A Batch is an object that represents the set of jobs to run and the order or dependencies between the jobs. Each Job has an image in which to execute commands and settings for storage, memory, and CPU. A BashJob is a subclass of Job that runs bash commands while a PythonJob executes Python functions.

batch.Batch

Object representing the distributed acyclic graph (DAG) of jobs to run.

job.Job

Object representing a single job to execute.

job.BashJob

Object representing a single bash job to execute.

job.PythonJob

Object representing a single Python job to execute.

Resources

A Resource is an abstract class that represents files in a Batch and has two subtypes: ResourceFile and ResourceGroup.

A single file is represented by a ResourceFile which has two subtypes: InputResourceFile and JobResourceFile. An InputResourceFile is used to specify files that are inputs to a Batch. These files are not generated as outputs from a Job. Likewise, a JobResourceFile is a file that is produced by a job. JobResourceFiles generated by one job can be used in subsequent job, creating a dependency between the jobs.

A ResourceGroup represents a collection of files that should be treated as one unit. All files share a common root, but each file has its own extension.

A PythonResult stores the output from running a PythonJob.

resource.Resource

Abstract class for resources.

resource.ResourceFile

Class representing a single file resource.

resource.InputResourceFile

Class representing a resource from an input file.

resource.JobResourceFile

Class representing an intermediate file from a job.

resource.ResourceGroup

Class representing a mapping of identifiers to a resource file.

resource.PythonResult

Class representing a result from a Python job.

Batch Pool Executor

A BatchPoolExecutor provides roughly the same interface as the Python standard library’s concurrent.futures.Executor. It facilitates executing arbitrary Python functions in the cloud.

batch_pool_executor.BatchPoolExecutor

An executor which executes Python functions in the cloud.

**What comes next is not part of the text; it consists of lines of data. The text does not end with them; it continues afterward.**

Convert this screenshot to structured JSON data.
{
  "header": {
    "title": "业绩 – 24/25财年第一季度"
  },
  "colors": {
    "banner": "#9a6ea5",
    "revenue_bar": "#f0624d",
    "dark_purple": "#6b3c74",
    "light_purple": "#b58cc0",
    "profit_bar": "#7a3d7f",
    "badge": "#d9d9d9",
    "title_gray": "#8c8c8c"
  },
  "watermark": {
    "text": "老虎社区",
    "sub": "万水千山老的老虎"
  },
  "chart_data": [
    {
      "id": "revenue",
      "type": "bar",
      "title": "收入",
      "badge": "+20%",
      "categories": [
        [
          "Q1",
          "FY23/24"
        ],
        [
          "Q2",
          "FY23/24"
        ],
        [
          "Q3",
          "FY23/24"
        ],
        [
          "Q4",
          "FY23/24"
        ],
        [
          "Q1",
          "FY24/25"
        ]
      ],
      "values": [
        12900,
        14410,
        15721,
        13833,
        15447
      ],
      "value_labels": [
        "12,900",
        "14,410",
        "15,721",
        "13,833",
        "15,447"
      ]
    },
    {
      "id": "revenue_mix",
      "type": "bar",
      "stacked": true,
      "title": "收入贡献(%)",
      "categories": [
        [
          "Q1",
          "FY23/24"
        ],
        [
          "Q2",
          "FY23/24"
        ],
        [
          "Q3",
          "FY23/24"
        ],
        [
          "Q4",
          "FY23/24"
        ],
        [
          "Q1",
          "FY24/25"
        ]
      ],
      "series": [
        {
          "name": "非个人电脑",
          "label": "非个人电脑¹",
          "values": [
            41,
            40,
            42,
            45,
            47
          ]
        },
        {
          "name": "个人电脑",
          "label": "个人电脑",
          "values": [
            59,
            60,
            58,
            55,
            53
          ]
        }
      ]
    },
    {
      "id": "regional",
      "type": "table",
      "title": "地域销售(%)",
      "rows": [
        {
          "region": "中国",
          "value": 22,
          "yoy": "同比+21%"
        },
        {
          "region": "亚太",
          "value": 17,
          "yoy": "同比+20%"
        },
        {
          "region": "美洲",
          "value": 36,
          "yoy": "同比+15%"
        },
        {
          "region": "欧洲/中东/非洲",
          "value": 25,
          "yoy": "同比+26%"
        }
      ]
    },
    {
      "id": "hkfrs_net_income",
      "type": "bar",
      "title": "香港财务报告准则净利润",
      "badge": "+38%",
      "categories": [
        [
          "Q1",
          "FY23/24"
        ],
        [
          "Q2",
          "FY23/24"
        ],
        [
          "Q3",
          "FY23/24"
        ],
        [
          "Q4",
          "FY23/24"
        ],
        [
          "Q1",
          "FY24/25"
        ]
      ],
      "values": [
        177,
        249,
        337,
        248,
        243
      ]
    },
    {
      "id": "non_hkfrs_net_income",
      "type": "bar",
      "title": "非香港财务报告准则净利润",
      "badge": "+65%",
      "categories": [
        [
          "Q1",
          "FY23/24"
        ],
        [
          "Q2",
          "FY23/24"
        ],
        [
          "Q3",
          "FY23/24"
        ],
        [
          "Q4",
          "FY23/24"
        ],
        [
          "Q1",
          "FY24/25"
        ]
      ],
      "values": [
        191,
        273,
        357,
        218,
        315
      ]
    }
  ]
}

batch_pool_executor.BatchPoolFuture

Backends

A Backend is an abstract class that can execute a Batch. Currently, there are two types of backends: LocalBackend and ServiceBackend. The local backend executes a batch on your local computer by running a shell script. The service backend executes a batch on Google Compute Engine VMs operated by the Hail team (Batch Service). You can access the UI for the Batch Service at https://batch.hail.is.

backend.RunningBatchType

The type of value returned by Backend._run().

backend.Backend

Abstract class for backends.

backend.LocalBackend

Backend that executes batches on a local computer.

backend.ServiceBackend

Backend that executes batches on Hail's Batch Service on Google Cloud.

Utilities

docker.build_python_image

Build a new Python image with dill and the specified pip packages installed.

utils.concatenate

Concatenate files using tree aggregation.

utils.plink_merge

Merge binary PLINK files using tree aggregation.